Son service s’accomplit dans la totale fidélité et dans la pleine responsabilité envers
les hommes. C’est pourquoi la libre acceptation de sa mort violente devient le prix
de la libération pour la multitude, devient le commencement et le fondement de la
rédemption de chaque homme et du genre humain tout entier.
Chers Frères qui
allez être devenir membres du Collège cardinalice ! Que le don total de soi, offert
par le Christ sur la croix, soit pour vous la norme, le stimulant et la force d’une
foi qui opère dans la charité. Que votre mission dans l’Église et dans le monde soit
toujours et uniquement « dans le Christ », qu’elle réponde à sa logique et non à celle
du monde, qu’elle soit éclairée par la foi et animée par la charité qui nous viennent
de la Croix glorieuse du Seigneur. Sur l’anneau que je vais vous remettre dans quelques
instants, sont représentés les saints Pierre et Paul, avec au centre une étoile qui
évoque la Vierge Marie. En portant cet anneau, vous êtes appelés chaque jour à vous
souvenir du témoignage que les deux Apôtres ont donné au Christ jusqu’à la mort par
le martyre, ici, à Rome, fécondant ainsi l’Église de leur sang. Tandis que le rappel
de la Vierge Marie sera toujours pour vous une invitation à suivre celle qui fut solide
dans sa foi et humble servante du Seigneur.
En concluant cette brève réflexion,
je voudrais adresser mon cordial salut et mes remerciements à vous tous qui êtes présents,
en particulier aux Délégations officielles des différents pays et aux représentants
de nombreux diocèses.
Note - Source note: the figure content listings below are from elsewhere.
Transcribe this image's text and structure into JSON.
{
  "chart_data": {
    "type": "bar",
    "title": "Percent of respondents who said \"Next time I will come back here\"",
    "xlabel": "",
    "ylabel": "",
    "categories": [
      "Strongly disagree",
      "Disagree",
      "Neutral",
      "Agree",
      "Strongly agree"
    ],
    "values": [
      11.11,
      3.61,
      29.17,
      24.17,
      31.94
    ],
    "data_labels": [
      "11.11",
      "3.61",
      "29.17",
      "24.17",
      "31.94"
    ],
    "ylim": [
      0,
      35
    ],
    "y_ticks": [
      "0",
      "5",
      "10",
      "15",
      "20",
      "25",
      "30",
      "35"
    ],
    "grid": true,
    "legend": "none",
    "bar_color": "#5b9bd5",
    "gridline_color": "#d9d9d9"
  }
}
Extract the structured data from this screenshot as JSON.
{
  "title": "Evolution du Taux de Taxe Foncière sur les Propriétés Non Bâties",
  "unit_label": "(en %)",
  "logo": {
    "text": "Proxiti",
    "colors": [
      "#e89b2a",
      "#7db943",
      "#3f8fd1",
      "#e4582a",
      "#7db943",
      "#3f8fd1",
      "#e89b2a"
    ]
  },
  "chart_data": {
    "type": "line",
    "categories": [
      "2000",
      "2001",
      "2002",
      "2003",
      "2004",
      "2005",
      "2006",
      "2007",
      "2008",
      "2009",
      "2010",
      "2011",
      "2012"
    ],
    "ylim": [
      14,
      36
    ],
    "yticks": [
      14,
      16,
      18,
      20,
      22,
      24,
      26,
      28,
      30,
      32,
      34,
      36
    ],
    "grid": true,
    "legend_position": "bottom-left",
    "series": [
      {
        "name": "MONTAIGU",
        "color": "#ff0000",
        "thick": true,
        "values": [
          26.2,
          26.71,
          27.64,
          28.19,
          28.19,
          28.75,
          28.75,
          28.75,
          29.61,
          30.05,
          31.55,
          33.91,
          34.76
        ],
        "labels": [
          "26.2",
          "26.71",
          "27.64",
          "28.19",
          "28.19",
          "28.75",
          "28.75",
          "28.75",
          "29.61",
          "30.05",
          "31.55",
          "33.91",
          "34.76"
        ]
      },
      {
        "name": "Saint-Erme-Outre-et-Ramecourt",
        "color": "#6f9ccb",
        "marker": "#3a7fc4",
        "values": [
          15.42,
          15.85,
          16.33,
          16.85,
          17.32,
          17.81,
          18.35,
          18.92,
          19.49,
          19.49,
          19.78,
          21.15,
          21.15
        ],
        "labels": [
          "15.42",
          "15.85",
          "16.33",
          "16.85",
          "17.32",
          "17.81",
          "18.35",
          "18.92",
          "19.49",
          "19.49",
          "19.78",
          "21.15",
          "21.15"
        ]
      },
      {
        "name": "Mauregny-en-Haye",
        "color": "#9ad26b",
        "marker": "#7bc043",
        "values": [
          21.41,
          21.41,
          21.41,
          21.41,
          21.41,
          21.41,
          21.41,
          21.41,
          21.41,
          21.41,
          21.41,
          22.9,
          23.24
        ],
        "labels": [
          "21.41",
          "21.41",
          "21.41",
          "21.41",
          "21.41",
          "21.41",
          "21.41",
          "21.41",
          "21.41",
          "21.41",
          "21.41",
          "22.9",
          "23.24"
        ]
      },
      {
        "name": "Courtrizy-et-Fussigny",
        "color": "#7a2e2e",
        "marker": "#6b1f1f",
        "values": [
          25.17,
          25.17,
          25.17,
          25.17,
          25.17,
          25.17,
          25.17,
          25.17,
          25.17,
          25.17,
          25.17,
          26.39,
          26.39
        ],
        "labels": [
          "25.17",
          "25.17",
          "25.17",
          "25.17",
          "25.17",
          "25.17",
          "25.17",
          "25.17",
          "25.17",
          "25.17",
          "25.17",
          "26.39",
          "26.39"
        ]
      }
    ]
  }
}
Dans leur service, les nouveaux Cardinaux sont appelés à rester
toujours fidèles au Christ, en se laissant guider uniquement par son Évangile. Chers
frères et sœurs, priez pour qu’en eux puisse se refléter sur le vif notre unique Pasteur
et Maître, le Seigneur Jésus, source de toute sagesse, qui indique la route à tous.
Priez aussi pour moi, afin que je puisse toujours offrir au Peuple de Dieu le témoignage
de la doctrine sûre et tenir avec une humble fermeté la barre de la sainte Église.